The last few weeks have been challenging and bittersweet. My daughter has been reaching new milestones, and it’s been amazing to watch her grow as a person. Even though I am beaming with pride, I find myself shrouded with guilt and grief.

When I left my toxic family home at the age of eighteen, there wasn’t much that I could bring with me. Things that I never thought I would need were left behind, which held a lot of meaning. For instance, my ‘baby book’ that my adoptive mother curated. It contained all of my milestones and a golden lock from my first hair cut. Now that I have a child of my own, I am longing for these connections and comparisons.

Over the years, I’ve accepted the fact that I don’t have roots, as many other people do. Although at times it can be painful, I know that I cannot blame myself for what happened. I cannot blame myself for not taking that baby book when the only thing surging through my body was flight mode.
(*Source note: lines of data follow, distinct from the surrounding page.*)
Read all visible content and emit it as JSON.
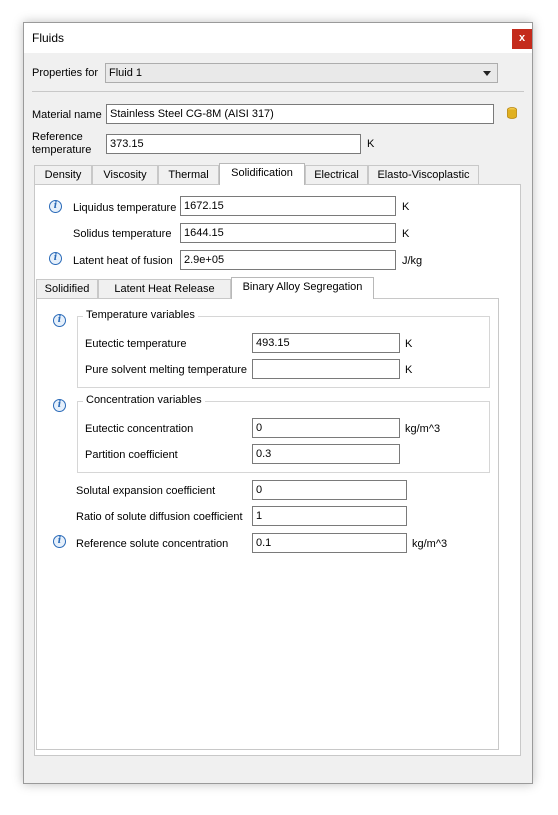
{
  "window": {
    "title": "Fluids",
    "close_glyph": "x"
  },
  "properties_for": {
    "label": "Properties for",
    "selected": "Fluid 1"
  },
  "material": {
    "label": "Material name",
    "value": "Stainless Steel CG-8M (AISI 317)",
    "icon": "database-icon"
  },
  "reference_temperature": {
    "label_line1": "Reference",
    "label_line2": "temperature",
    "value": "373.15",
    "unit": "K"
  },
  "tabs": [
    {
      "label": "Density"
    },
    {
      "label": "Viscosity"
    },
    {
      "label": "Thermal"
    },
    {
      "label": "Solidification",
      "active": true
    },
    {
      "label": "Electrical"
    },
    {
      "label": "Elasto-Viscoplastic"
    }
  ],
  "solidification": {
    "liquidus": {
      "label": "Liquidus temperature",
      "value": "1672.15",
      "unit": "K"
    },
    "solidus": {
      "label": "Solidus temperature",
      "value": "1644.15",
      "unit": "K"
    },
    "latent_heat": {
      "label": "Latent heat of fusion",
      "value": "2.9e+05",
      "unit": "J/kg"
    }
  },
  "subtabs": [
    {
      "label": "Solidified"
    },
    {
      "label": "Latent Heat Release"
    },
    {
      "label": "Binary Alloy Segregation",
      "active": true
    }
  ],
  "binary_alloy": {
    "temperature_group": {
      "title": "Temperature variables",
      "eutectic_temperature": {
        "label": "Eutectic temperature",
        "value": "493.15",
        "unit": "K"
      },
      "pure_solvent": {
        "label": "Pure solvent melting temperature",
        "value": "",
        "unit": "K"
      }
    },
    "concentration_group": {
      "title": "Concentration variables",
      "eutectic_concentration": {
        "label": "Eutectic concentration",
        "value": "0",
        "unit": "kg/m^3"
      },
      "partition_coefficient": {
        "label": "Partition coefficient",
        "value": "0.3"
      }
    },
    "solutal_expansion": {
      "label": "Solutal expansion coefficient",
      "value": "0"
    },
    "solute_diffusion_ratio": {
      "label": "Ratio of solute diffusion coefficient",
      "value": "1"
    },
    "reference_solute": {
      "label": "Reference solute concentration",
      "value": "0.1",
      "unit": "kg/m^3"
    }
  },
  "colors": {
    "close_button": "#c42b1c",
    "info_icon": "#2a6ab8",
    "database_icon": "#e0b020"
  }
}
Whenever I get into this mind-frame, I think about my adoptive mother. I think of all the love that we shared in the short amount of time that we had together. I’m so glad that those memories of happiness can still burst through the dark times.

Grief has a funny way of showing up, and I think it’s amplified now due to our quarantine. We grieve for the loss of our freedom, jobs, and normalcy. It’s only natural for the loss of someone important to us to jump in. It doesn’t matter when we lost said person; it could be days, months, or twenty-two years.
I try my best to push through the guilt and grief… but it’s hard.
We need to remind ourselves that we can’t be perfect every day, and some days will be harder than others. I just so happen to be going through a harder day today, but I know tomorrow won’t be the same.

I do wish my mother was still here, and I think on some spiritual level she is. As each day passes with my daughter, I realize that I am my mother. I am everything I ever wanted her to be, and for that, I am thankful.